Re: Alfred W. McCoy’s December 6 article on Salon.com, How America Will Collapse (By 2025):
I remember seeing an interview with Immanuel Wallerstein some time ago where he aptly described the practice of predicting the distant future as a kind of fantastic or creative-fiction based project. This would seem to me a very uncontroversial claim given what we are able to understand about the nature of reality, with it’s stark frictions, dynamical processes, brute facts, etc, all violently interrupting our near-pathological desire(s) to “explain” and “know” our world.
However, it seems equally uncontroversial to insist on fidelity to material facts and readily observable trends, and to draw conclusions thusly- put frankly, a sensible materialist stance. Alfred McCoy’s descriptions of 2025 may be entertaining in the sense of the aforementioned creative-fiction sense, but the overall message cannot be discarded as it is also thoroughly uncontroversial. America’s continued hegemony is so precarious , it’s behavior foreign and domestic so unsustainable, that to dispute what is so abundantly accessible to critique and analysis defies any sane position.
Moreover, a writer like Alfred McCoy is not some cred-lacking-try-hard with no intellectual backbone.
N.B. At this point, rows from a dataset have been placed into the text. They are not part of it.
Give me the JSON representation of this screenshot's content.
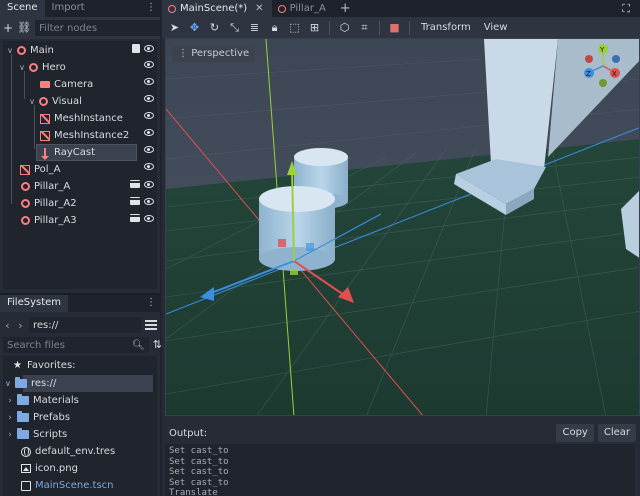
{
  "colors": {
    "accent": "#6fa8ff",
    "node_red": "#fc7f7f",
    "folder_blue": "#7fa9e0",
    "axis_x": "#e05050",
    "axis_y": "#9ad03a",
    "axis_z": "#3a8fe0"
  },
  "left_dock": {
    "tabs": [
      {
        "label": "Scene"
      },
      {
        "label": "Import"
      }
    ],
    "menu_glyph": "⋮",
    "add_icon": "plus-icon",
    "link_icon": "link-icon",
    "filter_placeholder": "Filter nodes",
    "script_icon": "attach-script-icon"
  },
  "scene_tree": [
    {
      "label": "Main",
      "icon": "spatial-icon"
    },
    {
      "label": "Hero",
      "icon": "spatial-icon"
    },
    {
      "label": "Camera",
      "icon": "camera-icon"
    },
    {
      "label": "Visual",
      "icon": "spatial-icon"
    },
    {
      "label": "MeshInstance",
      "icon": "mesh-icon"
    },
    {
      "label": "MeshInstance2",
      "icon": "mesh-icon"
    },
    {
      "label": "RayCast",
      "icon": "raycast-icon"
    },
    {
      "label": "Pol_A",
      "icon": "mesh-icon"
    },
    {
      "label": "Pillar_A",
      "icon": "spatial-icon"
    },
    {
      "label": "Pillar_A2",
      "icon": "spatial-icon"
    },
    {
      "label": "Pillar_A3",
      "icon": "spatial-icon"
    }
  ],
  "filesystem": {
    "tab": "FileSystem",
    "menu_glyph": "⋮",
    "path": "res://",
    "search_placeholder": "Search files",
    "favorites_label": "Favorites:",
    "items": [
      {
        "label": "res://",
        "type": "folder"
      },
      {
        "label": "Materials",
        "type": "folder"
      },
      {
        "label": "Prefabs",
        "type": "folder"
      },
      {
        "label": "Scripts",
        "type": "folder"
      },
      {
        "label": "default_env.tres",
        "type": "resource"
      },
      {
        "label": "icon.png",
        "type": "image"
      },
      {
        "label": "MainScene.tscn",
        "type": "scene"
      }
    ]
  },
  "scene_tabs": [
    {
      "label": "MainScene(*)",
      "active": true
    },
    {
      "label": "Pillar_A",
      "active": false
    }
  ],
  "add_tab_glyph": "+",
  "expand_glyph": "⛶",
  "viewport_toolbar": {
    "transform_menu": "Transform",
    "view_menu": "View"
  },
  "viewport": {
    "perspective_label": "Perspective",
    "gizmo_labels": {
      "y": "Y",
      "x": "X",
      "z": "Z"
    }
  },
  "output": {
    "title": "Output:",
    "copy_label": "Copy",
    "clear_label": "Clear",
    "lines": [
      "Set cast_to",
      "Set cast_to",
      "Set cast_to",
      "Set cast_to",
      "Translate"
    ]
  }
}
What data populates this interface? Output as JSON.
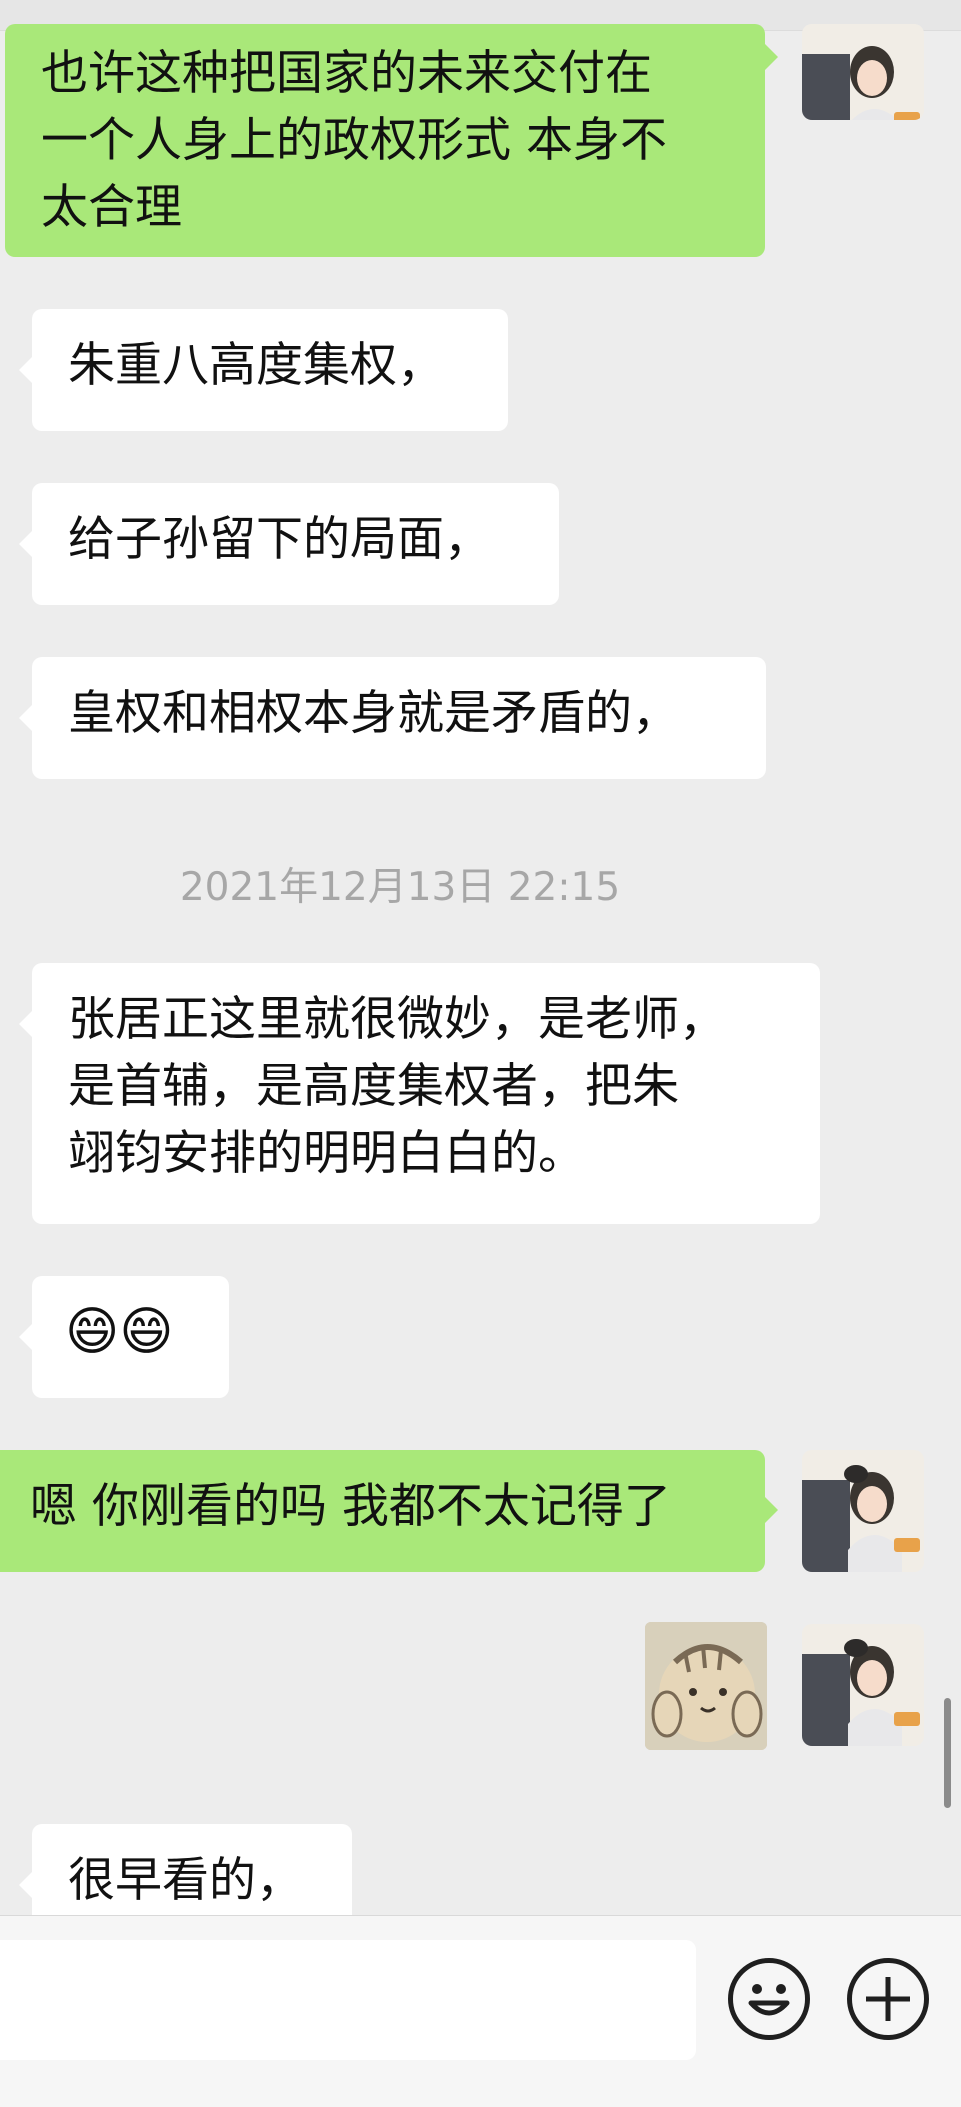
{
  "messages": [
    {
      "text": "也许这种把国家的未来交付在\n一个人身上的政权形式 本身不\n太合理"
    },
    {
      "text": "朱重八高度集权，"
    },
    {
      "text": "给子孙留下的局面，"
    },
    {
      "text": "皇权和相权本身就是矛盾的，"
    },
    {
      "text": "张居正这里就很微妙，是老师，\n是首辅，是高度集权者，把朱\n翊钧安排的明明白白的。"
    },
    {
      "text": "😄😄"
    },
    {
      "text": "嗯 你刚看的吗 我都不太记得了"
    },
    {
      "text": "很早看的，"
    }
  ],
  "timestamp": "2021年12月13日 22:15",
  "icons": {
    "emoji_button": "smiley-face-icon",
    "plus_button": "plus-circle-icon"
  },
  "colors": {
    "background": "#ededed",
    "outgoing_bubble": "#a9e879",
    "incoming_bubble": "#ffffff",
    "timestamp_text": "#a7a7a7"
  }
}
His books, The Politics of Heroin, an exposé of CIA involvement in the global drug trade1 (a fact that should also no longer elicit controversy), or A Question of Torture, an exposé of the CIA’s involvement in torture research in the past century (another fact that should not tolerate challenge), are simply not works of hackery. Despite the imaginativeness of his 2025 scenarios, can American imperial decline and collapse even be considered up for debate?
Viewed historically, the question is not whether the United States will lose its unchallenged global power, but just how precipitous and wrenching the decline will be2.